As for the replacement plan her insurer offered, at a shocking $591 a month? Barrette has much better options via the government insurance exchange. Metcalf estimated that she’ll be eligible for “real insurance that covers all essential health benefits” for as little as $165 a month — a higher premium than she’s paying now, sure, but one that won’t cost her her home.

That raises the question of whether the insurers sending out these cancellation notices are trying to cheat their customers, expecting insurance companies to play fair with their customers is as pointless as expecting dogs not to drink from the toilet, but what’s the excuse of the reporters who retail these yarns without fully checking them out? You know how I feel  about that!

It’s time to tamp down the breathless indignation about these health plan cancellations. Many of the departing plans are being outlawed for good reason, and many of the customers losing them have no idea how much financial exposure they were saddled with in the old days. That’s the real scandal in American health insurance, and Obamacare is designed, rightly, to fix it. Look, I personally know people who have, and have had these junk insurance policies. This article and what I wrote here is the truth, they are not only junk, but they put your property and home in danger. Hospitals do go after everything you owe of value if you cannot pay. I know a nice lady, had a stroke, luckily she rehabbed nicely, no thanks to her insurance. Turned out it paid for nothing. The hospital attached her home. Luckily for her, she has three sons who were able to sell the paid for home and with the proceeds pay off the hospital and get her the rehab she needed. They then pooled their money and bought back their mothers house. So now they are all three sharing a mortgage on a house that had been paid off years ago thanks to junk insurance. The fact that our politicians are still playing politics and not doing what is right for you and me should piss you off.

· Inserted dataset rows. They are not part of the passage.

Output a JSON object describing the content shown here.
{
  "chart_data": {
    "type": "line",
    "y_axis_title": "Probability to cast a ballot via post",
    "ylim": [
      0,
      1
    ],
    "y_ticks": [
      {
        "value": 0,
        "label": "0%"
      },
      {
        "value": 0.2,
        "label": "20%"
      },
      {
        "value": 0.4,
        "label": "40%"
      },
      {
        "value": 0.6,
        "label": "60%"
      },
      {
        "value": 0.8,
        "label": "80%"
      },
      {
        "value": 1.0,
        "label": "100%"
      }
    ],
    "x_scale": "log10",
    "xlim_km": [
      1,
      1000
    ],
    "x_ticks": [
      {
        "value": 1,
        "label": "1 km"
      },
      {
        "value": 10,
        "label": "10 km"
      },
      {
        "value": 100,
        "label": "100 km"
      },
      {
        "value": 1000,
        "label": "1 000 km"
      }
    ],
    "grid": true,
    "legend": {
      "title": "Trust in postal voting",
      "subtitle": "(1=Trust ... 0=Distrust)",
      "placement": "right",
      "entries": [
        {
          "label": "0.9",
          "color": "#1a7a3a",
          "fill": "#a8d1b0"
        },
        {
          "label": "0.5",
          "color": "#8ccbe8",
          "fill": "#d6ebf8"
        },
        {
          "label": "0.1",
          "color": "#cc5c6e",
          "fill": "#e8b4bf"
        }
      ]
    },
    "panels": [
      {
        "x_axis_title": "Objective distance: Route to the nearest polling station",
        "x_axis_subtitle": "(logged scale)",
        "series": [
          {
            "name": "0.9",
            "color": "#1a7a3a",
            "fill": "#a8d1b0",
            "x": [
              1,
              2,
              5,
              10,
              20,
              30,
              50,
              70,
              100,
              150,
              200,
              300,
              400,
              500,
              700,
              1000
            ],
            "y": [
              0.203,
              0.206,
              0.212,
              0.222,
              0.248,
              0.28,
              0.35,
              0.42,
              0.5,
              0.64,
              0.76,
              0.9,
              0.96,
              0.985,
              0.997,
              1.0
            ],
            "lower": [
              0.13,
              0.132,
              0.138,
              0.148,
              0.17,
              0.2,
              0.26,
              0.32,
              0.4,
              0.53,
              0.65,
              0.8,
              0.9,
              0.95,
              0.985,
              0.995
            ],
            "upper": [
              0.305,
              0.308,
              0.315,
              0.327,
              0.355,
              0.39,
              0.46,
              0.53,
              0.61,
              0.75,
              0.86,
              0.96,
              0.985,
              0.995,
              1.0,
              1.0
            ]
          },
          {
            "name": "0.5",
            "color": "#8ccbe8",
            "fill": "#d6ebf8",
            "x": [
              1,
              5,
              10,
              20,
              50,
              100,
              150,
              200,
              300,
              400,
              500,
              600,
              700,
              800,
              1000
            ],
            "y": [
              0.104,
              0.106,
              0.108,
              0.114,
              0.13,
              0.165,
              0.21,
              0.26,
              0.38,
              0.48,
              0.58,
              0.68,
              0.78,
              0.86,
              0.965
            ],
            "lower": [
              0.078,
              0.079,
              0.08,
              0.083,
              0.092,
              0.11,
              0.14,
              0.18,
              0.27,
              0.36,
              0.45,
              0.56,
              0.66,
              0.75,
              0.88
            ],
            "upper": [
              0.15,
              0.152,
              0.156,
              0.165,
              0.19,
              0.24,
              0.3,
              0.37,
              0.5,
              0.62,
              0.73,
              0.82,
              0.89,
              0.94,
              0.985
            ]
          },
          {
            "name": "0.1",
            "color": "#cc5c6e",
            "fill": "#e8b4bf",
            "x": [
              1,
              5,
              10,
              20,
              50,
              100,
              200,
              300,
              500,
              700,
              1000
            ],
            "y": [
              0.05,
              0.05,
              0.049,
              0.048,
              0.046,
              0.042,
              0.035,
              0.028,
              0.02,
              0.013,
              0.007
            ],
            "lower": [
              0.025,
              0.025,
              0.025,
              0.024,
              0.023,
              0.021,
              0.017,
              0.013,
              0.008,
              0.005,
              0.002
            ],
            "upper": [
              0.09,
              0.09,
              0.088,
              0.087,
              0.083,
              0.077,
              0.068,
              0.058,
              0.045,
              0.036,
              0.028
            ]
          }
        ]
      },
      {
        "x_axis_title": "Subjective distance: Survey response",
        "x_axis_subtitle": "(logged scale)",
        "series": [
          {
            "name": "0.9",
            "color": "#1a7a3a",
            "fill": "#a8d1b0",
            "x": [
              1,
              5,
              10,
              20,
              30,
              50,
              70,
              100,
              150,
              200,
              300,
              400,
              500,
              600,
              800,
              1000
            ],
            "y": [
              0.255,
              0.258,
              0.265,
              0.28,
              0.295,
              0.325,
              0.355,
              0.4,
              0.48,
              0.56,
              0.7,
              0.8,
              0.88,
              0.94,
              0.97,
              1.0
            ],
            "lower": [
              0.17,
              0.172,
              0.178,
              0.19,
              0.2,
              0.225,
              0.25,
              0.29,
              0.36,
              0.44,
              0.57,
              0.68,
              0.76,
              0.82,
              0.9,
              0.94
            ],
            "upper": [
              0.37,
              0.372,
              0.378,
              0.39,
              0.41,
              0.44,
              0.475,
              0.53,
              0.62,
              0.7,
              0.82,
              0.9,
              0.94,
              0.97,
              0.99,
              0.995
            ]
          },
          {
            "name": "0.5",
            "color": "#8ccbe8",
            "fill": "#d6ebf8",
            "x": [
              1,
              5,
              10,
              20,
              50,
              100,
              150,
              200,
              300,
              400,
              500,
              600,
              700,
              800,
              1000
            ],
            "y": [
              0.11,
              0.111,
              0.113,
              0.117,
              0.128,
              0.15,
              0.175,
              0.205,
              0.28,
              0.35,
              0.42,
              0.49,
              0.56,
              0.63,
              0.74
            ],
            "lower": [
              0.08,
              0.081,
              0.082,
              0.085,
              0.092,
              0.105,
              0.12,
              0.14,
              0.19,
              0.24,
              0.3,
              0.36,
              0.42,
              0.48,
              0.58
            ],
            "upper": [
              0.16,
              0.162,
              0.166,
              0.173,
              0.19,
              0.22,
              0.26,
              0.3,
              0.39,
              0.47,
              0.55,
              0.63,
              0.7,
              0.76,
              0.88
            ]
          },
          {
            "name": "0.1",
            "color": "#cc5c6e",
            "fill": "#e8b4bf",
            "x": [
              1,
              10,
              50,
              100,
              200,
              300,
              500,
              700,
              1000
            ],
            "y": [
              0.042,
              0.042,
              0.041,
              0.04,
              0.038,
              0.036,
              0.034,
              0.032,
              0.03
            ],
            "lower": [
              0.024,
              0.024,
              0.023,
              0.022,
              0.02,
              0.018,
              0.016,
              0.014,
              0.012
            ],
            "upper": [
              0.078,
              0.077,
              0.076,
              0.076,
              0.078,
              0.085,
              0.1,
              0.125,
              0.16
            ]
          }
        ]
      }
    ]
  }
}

Michael Hiltzik posted the original article in the Los Angeles Times; I edited and added my own thoughts and points along the way.

Here in California you can use the national website, but we set up our own called Covered California. It also had some original glitches, which have been worked out. Mostly caused by the huge mass of people who attempted to access it on opening day. However California, instead of griping and complaining, has made an effort to make it work. You can compare what you have and what is covered with what is available and compare the cost. There are numbers to call with questions. I have heard no one complaining so far, even Fox is keeping its mouth shut, I guess they couldn’t find anyone willing to prevaricate for money in this case.  At least so far as I know!

Comments
  1. Drue says:

    I love Consumer Reports. I checked with them on what would cover my deck best for my weather. It started pealing in 6 months. Took me 2 1/2 months to sand, tons of sandpaper, the cost of the fiber stuff that goes on between the sandpaper and sander, the cost of the paint. /but hey it looked good for 3 months!!

  2. James Mahon says:

    So how is your insurance experience going or is it too early to tell? I personally don’t like the Government becoming involved with health care, but understand the Republican vs. Democrat ongoing war so can’t disagree with you. Also since I am covered by Gvt via the VA, Medicare, and Tri-Care for life basically at no cost to me other than a leg, and various other issues from war injuries, I am not really affected by insurance problems. That said, guess I can’t really complain about Gvt getting involved other than from a philosophical basis.